Travel
Time Limit: 10000/2000 MS (Java/Others) Memory Limit: 32768/32768 K (Java/Others)
Total Submission(s): 1847 Accepted Submission(s): 623
Problem Description
One day, Tom traveled to a country named BGM. BGM is a small country, but there are N (N <= 100) towns in it. Each town products one kind of food, the food will be transported to all the towns. In addition, the trucks will always
take the shortest way. There are M (M <= 3000) two-way roads connecting the towns, and the length of the road is 1.
Let SUM be the total distance of the shortest paths between all pairs of the towns. Please write a program to calculate the new SUM after one of the M roads is destroyed.
Input
The input contains several test cases.
The first line contains two positive integers N, M. The following M lines each contains two integers u, v, meaning there is a two-way road between town u and v. The roads are numbered from 1 to M according to the order of the input.

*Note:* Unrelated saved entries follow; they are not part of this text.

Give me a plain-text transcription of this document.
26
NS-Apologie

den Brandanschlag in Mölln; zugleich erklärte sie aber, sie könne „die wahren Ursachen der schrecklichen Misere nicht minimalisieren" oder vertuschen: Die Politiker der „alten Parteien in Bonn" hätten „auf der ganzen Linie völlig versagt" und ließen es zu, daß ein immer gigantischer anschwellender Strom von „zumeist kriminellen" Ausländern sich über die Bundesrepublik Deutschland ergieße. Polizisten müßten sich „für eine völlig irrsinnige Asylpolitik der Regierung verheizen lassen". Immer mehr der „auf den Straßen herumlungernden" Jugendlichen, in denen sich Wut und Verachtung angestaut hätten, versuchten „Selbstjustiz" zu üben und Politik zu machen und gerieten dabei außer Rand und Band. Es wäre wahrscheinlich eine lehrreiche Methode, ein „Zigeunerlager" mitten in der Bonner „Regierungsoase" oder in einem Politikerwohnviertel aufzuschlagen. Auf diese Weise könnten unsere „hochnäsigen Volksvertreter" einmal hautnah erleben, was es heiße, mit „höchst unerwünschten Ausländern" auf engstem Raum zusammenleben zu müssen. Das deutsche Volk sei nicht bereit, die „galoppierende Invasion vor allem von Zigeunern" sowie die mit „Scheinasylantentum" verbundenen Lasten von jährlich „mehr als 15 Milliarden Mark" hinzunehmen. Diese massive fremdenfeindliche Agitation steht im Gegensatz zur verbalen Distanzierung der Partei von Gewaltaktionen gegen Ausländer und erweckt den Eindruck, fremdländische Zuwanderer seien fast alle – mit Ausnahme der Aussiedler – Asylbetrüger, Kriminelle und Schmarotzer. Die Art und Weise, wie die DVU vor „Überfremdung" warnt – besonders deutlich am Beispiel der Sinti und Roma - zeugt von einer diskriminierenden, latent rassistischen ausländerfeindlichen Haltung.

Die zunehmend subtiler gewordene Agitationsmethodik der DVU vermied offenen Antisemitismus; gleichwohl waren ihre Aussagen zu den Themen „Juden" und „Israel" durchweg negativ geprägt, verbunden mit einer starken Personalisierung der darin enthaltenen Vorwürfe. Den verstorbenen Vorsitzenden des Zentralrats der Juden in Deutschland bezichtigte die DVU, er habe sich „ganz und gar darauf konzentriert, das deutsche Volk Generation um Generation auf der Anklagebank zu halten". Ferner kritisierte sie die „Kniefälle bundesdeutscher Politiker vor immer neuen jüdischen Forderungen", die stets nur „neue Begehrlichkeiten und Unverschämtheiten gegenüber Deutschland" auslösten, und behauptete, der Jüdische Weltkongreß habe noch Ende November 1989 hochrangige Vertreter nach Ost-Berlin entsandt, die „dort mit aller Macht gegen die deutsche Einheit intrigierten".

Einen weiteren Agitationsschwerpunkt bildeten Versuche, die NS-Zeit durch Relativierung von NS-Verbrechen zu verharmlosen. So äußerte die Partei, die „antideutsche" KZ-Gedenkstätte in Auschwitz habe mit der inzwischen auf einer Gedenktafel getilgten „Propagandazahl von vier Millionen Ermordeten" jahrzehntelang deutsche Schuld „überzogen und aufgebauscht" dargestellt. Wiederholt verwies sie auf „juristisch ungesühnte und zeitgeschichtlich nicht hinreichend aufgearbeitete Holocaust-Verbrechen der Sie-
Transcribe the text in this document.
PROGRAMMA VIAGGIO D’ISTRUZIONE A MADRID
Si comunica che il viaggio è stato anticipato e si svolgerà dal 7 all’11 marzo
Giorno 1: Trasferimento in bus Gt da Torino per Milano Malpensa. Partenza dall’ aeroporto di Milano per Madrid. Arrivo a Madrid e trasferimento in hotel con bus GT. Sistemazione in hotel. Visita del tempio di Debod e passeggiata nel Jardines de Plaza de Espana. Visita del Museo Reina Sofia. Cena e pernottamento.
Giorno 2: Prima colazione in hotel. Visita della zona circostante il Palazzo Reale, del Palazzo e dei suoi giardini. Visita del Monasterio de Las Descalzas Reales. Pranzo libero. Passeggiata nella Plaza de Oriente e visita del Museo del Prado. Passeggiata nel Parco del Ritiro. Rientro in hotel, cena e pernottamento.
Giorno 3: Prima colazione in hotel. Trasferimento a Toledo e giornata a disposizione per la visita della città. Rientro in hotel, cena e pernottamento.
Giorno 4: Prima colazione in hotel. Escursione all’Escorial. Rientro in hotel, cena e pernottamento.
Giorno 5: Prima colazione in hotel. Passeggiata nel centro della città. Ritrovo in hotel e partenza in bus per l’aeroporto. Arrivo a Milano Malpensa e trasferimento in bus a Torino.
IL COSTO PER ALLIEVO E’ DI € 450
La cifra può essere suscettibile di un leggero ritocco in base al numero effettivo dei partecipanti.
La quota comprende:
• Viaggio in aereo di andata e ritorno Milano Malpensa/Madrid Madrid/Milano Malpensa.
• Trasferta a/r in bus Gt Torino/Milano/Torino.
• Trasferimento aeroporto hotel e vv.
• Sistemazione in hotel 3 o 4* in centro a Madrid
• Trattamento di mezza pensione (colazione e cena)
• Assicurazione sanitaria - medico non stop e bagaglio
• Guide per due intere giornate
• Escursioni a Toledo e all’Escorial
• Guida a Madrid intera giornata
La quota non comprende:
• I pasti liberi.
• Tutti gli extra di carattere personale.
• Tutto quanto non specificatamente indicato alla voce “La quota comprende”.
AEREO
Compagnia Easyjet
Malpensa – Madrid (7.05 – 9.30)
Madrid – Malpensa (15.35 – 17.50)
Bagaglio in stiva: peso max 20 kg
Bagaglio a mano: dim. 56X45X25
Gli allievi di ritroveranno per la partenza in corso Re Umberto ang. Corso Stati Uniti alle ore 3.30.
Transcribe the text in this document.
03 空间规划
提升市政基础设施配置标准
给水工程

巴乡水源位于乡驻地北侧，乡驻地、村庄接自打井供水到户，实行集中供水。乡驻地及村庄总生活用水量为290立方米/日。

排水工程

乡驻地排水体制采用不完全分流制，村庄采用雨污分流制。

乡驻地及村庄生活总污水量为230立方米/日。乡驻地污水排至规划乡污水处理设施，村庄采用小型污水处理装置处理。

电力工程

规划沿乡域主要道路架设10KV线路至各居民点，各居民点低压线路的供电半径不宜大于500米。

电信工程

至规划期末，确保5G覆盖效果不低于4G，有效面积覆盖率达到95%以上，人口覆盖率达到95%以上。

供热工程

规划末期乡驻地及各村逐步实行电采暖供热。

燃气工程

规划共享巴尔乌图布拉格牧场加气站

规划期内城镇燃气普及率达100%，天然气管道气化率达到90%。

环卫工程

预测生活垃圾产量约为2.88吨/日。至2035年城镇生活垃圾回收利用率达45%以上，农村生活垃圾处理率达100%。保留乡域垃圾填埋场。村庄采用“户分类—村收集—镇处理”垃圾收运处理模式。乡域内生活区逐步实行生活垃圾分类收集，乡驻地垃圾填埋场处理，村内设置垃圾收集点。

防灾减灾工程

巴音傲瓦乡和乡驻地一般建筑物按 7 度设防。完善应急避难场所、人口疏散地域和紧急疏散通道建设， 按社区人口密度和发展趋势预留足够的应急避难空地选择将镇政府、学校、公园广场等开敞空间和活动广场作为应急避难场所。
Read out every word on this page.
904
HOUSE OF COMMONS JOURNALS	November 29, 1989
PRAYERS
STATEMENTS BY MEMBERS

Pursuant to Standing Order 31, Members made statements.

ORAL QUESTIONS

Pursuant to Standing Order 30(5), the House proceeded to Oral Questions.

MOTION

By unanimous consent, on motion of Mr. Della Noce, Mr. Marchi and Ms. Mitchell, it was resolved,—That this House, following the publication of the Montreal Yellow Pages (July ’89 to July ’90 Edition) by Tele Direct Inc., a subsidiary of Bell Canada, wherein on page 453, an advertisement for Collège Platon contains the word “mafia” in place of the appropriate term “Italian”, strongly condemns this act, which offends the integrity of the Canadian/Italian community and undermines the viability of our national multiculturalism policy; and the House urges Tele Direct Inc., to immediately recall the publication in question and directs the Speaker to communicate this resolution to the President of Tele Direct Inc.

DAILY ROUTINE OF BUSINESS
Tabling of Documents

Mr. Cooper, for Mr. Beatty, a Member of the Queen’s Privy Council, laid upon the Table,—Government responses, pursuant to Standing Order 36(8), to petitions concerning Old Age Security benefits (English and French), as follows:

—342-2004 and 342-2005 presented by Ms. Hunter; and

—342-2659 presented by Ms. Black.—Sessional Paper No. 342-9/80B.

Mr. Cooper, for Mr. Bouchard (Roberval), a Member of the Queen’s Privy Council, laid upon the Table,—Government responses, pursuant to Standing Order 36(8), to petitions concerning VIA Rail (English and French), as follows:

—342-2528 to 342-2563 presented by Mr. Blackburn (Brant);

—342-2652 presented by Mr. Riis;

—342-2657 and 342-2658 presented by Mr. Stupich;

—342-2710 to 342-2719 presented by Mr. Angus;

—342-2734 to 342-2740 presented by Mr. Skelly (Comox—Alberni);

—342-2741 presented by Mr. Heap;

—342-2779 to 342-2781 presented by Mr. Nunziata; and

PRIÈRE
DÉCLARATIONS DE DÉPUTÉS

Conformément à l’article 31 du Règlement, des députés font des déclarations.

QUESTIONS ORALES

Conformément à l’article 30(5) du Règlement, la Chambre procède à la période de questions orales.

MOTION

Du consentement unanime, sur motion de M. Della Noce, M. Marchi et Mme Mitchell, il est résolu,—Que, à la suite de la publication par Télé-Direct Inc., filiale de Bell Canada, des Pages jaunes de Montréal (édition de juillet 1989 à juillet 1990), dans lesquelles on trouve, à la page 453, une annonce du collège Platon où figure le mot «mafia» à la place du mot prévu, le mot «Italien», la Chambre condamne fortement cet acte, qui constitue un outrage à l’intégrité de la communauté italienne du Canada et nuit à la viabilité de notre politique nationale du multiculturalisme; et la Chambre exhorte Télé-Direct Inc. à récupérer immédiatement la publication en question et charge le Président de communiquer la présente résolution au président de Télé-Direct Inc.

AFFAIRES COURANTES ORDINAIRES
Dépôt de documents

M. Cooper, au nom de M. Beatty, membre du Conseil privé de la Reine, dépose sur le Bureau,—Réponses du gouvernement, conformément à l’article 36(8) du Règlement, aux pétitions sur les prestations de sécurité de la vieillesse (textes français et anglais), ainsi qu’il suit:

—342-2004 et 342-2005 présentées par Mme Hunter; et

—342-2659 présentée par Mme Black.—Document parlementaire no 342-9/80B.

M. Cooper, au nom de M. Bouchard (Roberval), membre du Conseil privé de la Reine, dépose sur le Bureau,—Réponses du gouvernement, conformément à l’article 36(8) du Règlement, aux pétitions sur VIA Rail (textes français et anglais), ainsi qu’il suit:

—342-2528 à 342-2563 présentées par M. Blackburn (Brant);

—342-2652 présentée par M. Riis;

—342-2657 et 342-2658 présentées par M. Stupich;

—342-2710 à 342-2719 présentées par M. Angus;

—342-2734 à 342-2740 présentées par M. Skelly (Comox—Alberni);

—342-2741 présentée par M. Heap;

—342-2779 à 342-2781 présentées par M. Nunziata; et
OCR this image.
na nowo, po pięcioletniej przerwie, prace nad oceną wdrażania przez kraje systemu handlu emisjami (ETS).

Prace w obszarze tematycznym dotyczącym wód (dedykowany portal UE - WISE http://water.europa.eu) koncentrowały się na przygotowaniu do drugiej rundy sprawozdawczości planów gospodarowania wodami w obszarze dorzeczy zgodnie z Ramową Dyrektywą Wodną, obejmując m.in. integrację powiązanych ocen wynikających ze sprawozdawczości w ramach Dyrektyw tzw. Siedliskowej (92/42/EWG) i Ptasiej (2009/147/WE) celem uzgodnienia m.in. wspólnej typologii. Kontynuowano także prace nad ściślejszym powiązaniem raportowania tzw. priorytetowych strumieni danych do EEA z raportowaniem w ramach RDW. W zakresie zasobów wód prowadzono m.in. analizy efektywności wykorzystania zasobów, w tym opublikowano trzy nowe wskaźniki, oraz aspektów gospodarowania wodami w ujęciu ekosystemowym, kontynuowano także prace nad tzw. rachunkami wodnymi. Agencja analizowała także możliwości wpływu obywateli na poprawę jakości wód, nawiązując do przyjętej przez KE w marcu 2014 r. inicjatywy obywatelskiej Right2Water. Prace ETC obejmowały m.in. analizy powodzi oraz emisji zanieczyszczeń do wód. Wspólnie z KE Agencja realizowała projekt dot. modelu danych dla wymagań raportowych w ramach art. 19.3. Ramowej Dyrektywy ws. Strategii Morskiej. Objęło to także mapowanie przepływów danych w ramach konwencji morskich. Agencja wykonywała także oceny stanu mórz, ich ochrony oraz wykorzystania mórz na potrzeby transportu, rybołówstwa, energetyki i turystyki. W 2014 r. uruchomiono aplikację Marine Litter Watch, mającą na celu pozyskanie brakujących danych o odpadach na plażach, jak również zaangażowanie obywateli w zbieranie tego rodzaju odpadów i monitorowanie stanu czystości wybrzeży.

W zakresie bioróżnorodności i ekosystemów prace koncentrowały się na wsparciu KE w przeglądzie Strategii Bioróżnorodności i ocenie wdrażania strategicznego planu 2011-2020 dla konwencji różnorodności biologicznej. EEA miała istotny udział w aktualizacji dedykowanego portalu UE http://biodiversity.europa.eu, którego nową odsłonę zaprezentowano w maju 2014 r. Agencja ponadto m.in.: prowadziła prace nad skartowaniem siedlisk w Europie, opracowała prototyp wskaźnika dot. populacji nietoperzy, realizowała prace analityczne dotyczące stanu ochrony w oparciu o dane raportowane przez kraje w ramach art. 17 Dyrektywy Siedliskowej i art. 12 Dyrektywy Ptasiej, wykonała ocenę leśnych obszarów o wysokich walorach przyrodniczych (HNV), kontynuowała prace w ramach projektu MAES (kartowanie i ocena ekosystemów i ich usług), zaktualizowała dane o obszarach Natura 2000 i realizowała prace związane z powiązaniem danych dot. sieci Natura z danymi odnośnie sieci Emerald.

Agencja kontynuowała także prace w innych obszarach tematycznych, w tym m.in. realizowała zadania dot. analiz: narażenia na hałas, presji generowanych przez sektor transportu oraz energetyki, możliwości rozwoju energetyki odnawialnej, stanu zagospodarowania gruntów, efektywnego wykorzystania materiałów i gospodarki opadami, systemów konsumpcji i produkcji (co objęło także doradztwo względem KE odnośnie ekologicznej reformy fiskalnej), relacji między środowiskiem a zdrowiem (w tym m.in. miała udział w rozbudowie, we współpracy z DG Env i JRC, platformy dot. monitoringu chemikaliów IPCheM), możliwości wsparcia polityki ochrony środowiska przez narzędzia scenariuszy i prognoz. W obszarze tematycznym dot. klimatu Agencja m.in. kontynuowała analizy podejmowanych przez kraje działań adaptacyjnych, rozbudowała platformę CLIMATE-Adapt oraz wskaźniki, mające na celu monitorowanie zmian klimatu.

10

The input will be terminated by EOF.
Output
Output M lines, the i-th line is the new SUM after the i-th road is destroyed. If the towns are not connected after the i-th road is destroyed, please output “INF” in the i-th line.
Sample Input
5 4 5 1 1 3 3 2 5 4 2 2 1 2 1 2
Sample Output
INF INF INF INF 2 2
Source
2008 Asia Chengdu Regional Contest Online
题意:每次只能删除一条边,问每个点到所有点的最短路径总和最小。只要任意两个点之间没有路的就输出 INF。
#include<stdio.h>
#include<queue>
using namespace std;
const int N = 105;
const int inf = 99999999;
struct EDG
{
int u,v,id;
};
vector<EDG>mapt[N];
int dis[N],n,numEdg[N][N],father[N],goEdg[N][N][N],sum[N];
void spfa(int id,int s,bool b)
{
queue<int>q;
int inq[N]={0};
for(int i=1;i<=n;i++)
dis[i]=inf;
q.push(s);
dis[s]=0; father[s]=s;
while(!q.empty())
{
s=q.front(); q.pop();
inq[s]=0;
int len=mapt[s].size();
for(int i=0;i<len;i++)
if(id!=mapt[s][i].id)
{
int v=mapt[s][i].v;
if(dis[v]>dis[s]+1)
{
dis[v]=dis[s]+1;
if(b)
father[v]=s;
if(inq[v]==0)
inq[v]=1,q.push(v);
}
}
}
}
int main()
{
int m,a,b;
EDG ss,edg[N*30];
while(scanf("%d%d",&n,&m)>0)
{
for(int i=1;i<=n;i++)
{
mapt[i].clear();
for(int j=1;j<=n;j++)
{
numEdg[i][j]=0;
for(int e=1;e<=n;e++)
goEdg[i][j][e]=0;
}
}
for(int i=1;i<=m;i++)
{
scanf("%d%d",&a,&b);
edg[i].u=a; edg[i].v=b;
numEdg[a][b]++; numEdg[b][a]++;
if(numEdg[a][b]>1)
continue;
ss.id=i;
ss.v=b; mapt[a].push_back(ss);
ss.v=a; mapt[b].push_back(ss);
}
int SUM=0;
for(int i=1;i<=n;i++)
{
spfa(-1,i,true);
sum[i]=0;
for(int j=1;j<=n;j++)
if(dis[j]==inf)
{
sum[i]=inf; break;
}
else sum[i]+=dis[j];
if(sum[i]==inf)
{
SUM=inf; break;
}
SUM+=sum[i];
for(int j=1;j<=n;j++)
{
int u,v=j;
while(father[v]!=v)
{
u=father[v];
goEdg[i][u][v]=goEdg[i][v][u]=1;
v=u;
}
}
}
int ans;
for(int id=1;id<=m;id++)
{
if(SUM==inf)
{
printf("INF\n"); continue;
}
else if(numEdg[edg[id].u][edg[id].v]>1)
{
printf("%d\n",SUM); continue;
}
ans=0;
for(int i=1;i<=n;i++)
if(goEdg[i][edg[id].u][edg[id].v])//最主要的优化
{
spfa(id,i,false);
for(int j=1;j<=n;j++)
if(dis[j]==inf)
{
ans=inf; break;
}
else ans+=dis[j];
if(ans==inf)
break;
}
else ans+=sum[i];
if(ans==inf)
printf("INF\n");
else printf("%d\n",ans);
}
}
}